今話題の又吉の「東京百景」を読みました。人となりがよく分かります。

 だるさ満点のまさりんです。

 雨が降ってきました。でも、これがだるさの原因ではありません。さる事情から、文章を書いたのですが、一日で二五枚書く派目になりました。一昨日の話です。一昨日は今日とは違い、とても晴れた日で、その日盛りを九キロくらい走ったのです。その後に原稿を書いたので、終わった後にヘロヘロになってしまいました。原稿を書き上げたあと、買い物に行ったのですが、まっすぐ歩けませんでした。もう年齢的に無理は禁物ですね。

 

 

 今「東京百景」(又吉直樹)を読んでいます。

 どうして芸人さんの書く小説が受けるのかな、という疑問はずっと前から持っていました。ただ、多くの芸人さんは一作、二作書いて継続的に書くということはしないので、どうしてかわかりませんでした。だから、「書き手が有名人だから」という答えしか出ないと言う状況でした。

 しかし、又吉はもしかするとずっと書き続けるような気がします。もともと本を読むのが好きなようなので。そうすると「書き手が有名人だから」という以外に答えを求めたくなりますよね。しかも、「花火」も古い、新しいはさておいて、アプローチは王道の近代小説ですから、注目しておいていい作家だと思います。

 

 「東京百景」はエッセイ集です。又吉が上京してから、縁のある土地について、思いを馳せていくというもの。ときには池の亀と話をしたり、ときには芸人修行をした思い出をふり返る。決して、友人が多いタイプではないし、多くの人と深く関わるタイプでもないだろう。それでも、奇妙な人々と出会い、交わっていく。どこでもそうだ。東京でも大阪でも、ニューヨークでも。「類は友を呼ぶ」ですね。

 あなたは人に道を聞かれるタイプですか。これはけっこうその人がどのように生きているか、どのように見えているかが分かる指標なのだと思います。私は道を聞かれるタイプです。全然知らない土地でも聞かれます。身長が低いタイプではないので、目だと言うこともあると思います。聞いても、いきなり殴りかかったりするタイプでもなく、いつも不機嫌に見えるタイプでもないのでしょう。ただ、大抵都内で道を聞かれると、知らないのでものすごくがっかりされます。スマホが普及する前のお話です。

 結局、どのような人間とどのような関わりを持つかは、その人の人間性による。つまらない人生を送るのは、つまらない土地にいるからではなく、つまらない組織にいるからでもなく、その人間がつまらないからでしょう。
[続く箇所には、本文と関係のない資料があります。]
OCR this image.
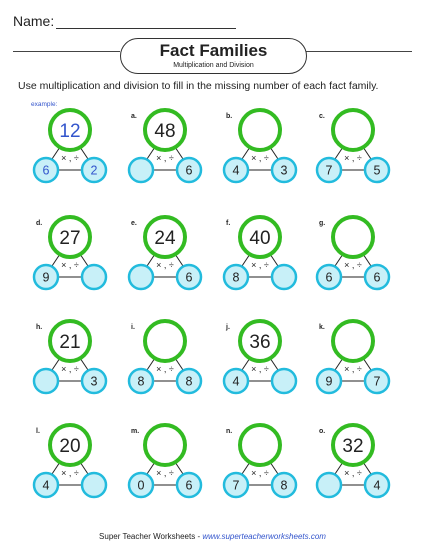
Name:
Fact Families
Multiplication and Division
Use multiplication and division to fill in the missing number of each fact family.
example:
× , ÷
12
6	2
× , ÷
a.
48
6
× , ÷
b.
4	3
× , ÷
c.
7	5
× , ÷
d.
27
9
× , ÷
e.
24
6
× , ÷
f.
40
8
× , ÷
g.
6	6
× , ÷
h.
21
3
× , ÷
i.
8	8
× , ÷
j.
36
4
× , ÷
k.
9	7
× , ÷
l.
20
4
× , ÷
m.
0	6
× , ÷
n.
7	8
× , ÷
o.
32
4
Super Teacher Worksheets - www.superteacherworksheets.com
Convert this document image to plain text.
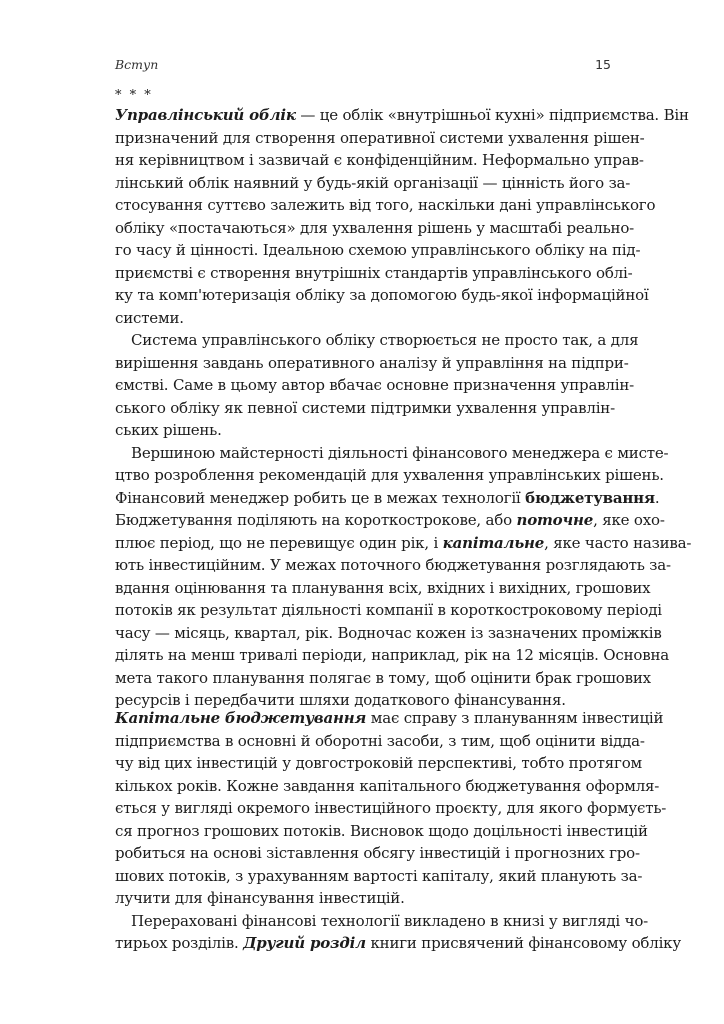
Вступ	15
* * *
Управлінський облік — це облік «внутрішньої кухні» підприємства. Він
призначений для створення оперативної системи ухвалення рішен-
ня керівництвом і зазвичай є конфіденційним. Неформально управ-
лінський облік наявний у будь-якій організації — цінність його за-
стосування суттєво залежить від того, наскільки дані управлінського
обліку «постачаються» для ухвалення рішень у масштабі реально-
го часу й цінності. Ідеальною схемою управлінського обліку на під-
приємстві є створення внутрішніх стандартів управлінського облі-
ку та комп'ютеризація обліку за допомогою будь-якої інформаційної
системи.
Система управлінського обліку створюється не просто так, а для
вирішення завдань оперативного аналізу й управління на підпри-
ємстві. Саме в цьому автор вбачає основне призначення управлін-
ського обліку як певної системи підтримки ухвалення управлін-
ських рішень.
Вершиною майстерності діяльності фінансового менеджера є мисте-
цтво розроблення рекомендацій для ухвалення управлінських рішень.
Фінансовий менеджер робить це в межах технології бюджетування.
Бюджетування поділяють на короткострокове, або поточне, яке охо-
плює період, що не перевищує один рік, і капітальне, яке часто назива-
ють інвестиційним. У межах поточного бюджетування розглядають за-
вдання оцінювання та планування всіх, вхідних і вихідних, грошових
потоків як результат діяльності компанії в короткостроковому періоді
часу — місяць, квартал, рік. Водночас кожен із зазначених проміжків
ділять на менш тривалі періоди, наприклад, рік на 12 місяців. Основна
мета такого планування полягає в тому, щоб оцінити брак грошових
ресурсів і передбачити шляхи додаткового фінансування.
Капітальне бюджетування має справу з плануванням інвестицій
підприємства в основні й оборотні засоби, з тим, щоб оцінити відда-
чу від цих інвестицій у довгостроковій перспективі, тобто протягом
кількох років. Кожне завдання капітального бюджетування оформля-
ється у вигляді окремого інвестиційного проєкту, для якого формуєть-
ся прогноз грошових потоків. Висновок щодо доцільності інвестицій
робиться на основі зіставлення обсягу інвестицій і прогнозних гро-
шових потоків, з урахуванням вартості капіталу, який планують за-
лучити для фінансування інвестицій.
Перераховані фінансові технології викладено в книзі у вигляді чо-
тирьох розділів. Другий розділ книги присвячений фінансовому обліку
 そういう観点からこのエッセイ集を見ると、まあそのなかから特に変わっている人間を選択しているから、ということもありますが、又吉氏がかなり風変わりな人間なのだということが分かります。

 

 そしてなんとなく、生き方が地に足がついている生き方をしているという事も分かります。なんというか、出世していく、昇っていくタイプではないというか。起業して大経営者になることが似合うタイプでもなく、大学者になって人々の尊敬を集めるタイプでもない。このまま、大きな変化もなく生きていく、そんな人生を送る日とのような気がします。農家のような、猟師のような、変化の乏しいといえばそうですが、安定しているといえば安定している。そんな人間なのかな、と思ってしまいます。

 もちろん、雲を突き抜け昇っていく龍のような人物のお話も楽しいですが、このような人物の話も実に楽しいと思います。

 なかには「火花」の天才芸人「神谷」のモデルなのかなという人物が登場します。もちろん、彼がモデルならば、本当に天才芸人を描こうと思っていたわけではない、という解釈もできてしまいます。

 又吉直樹という人物を知りたければ、読んでみて損はないですよ。

※エッセイの紹介は難しい。どこまで出したら良いものか。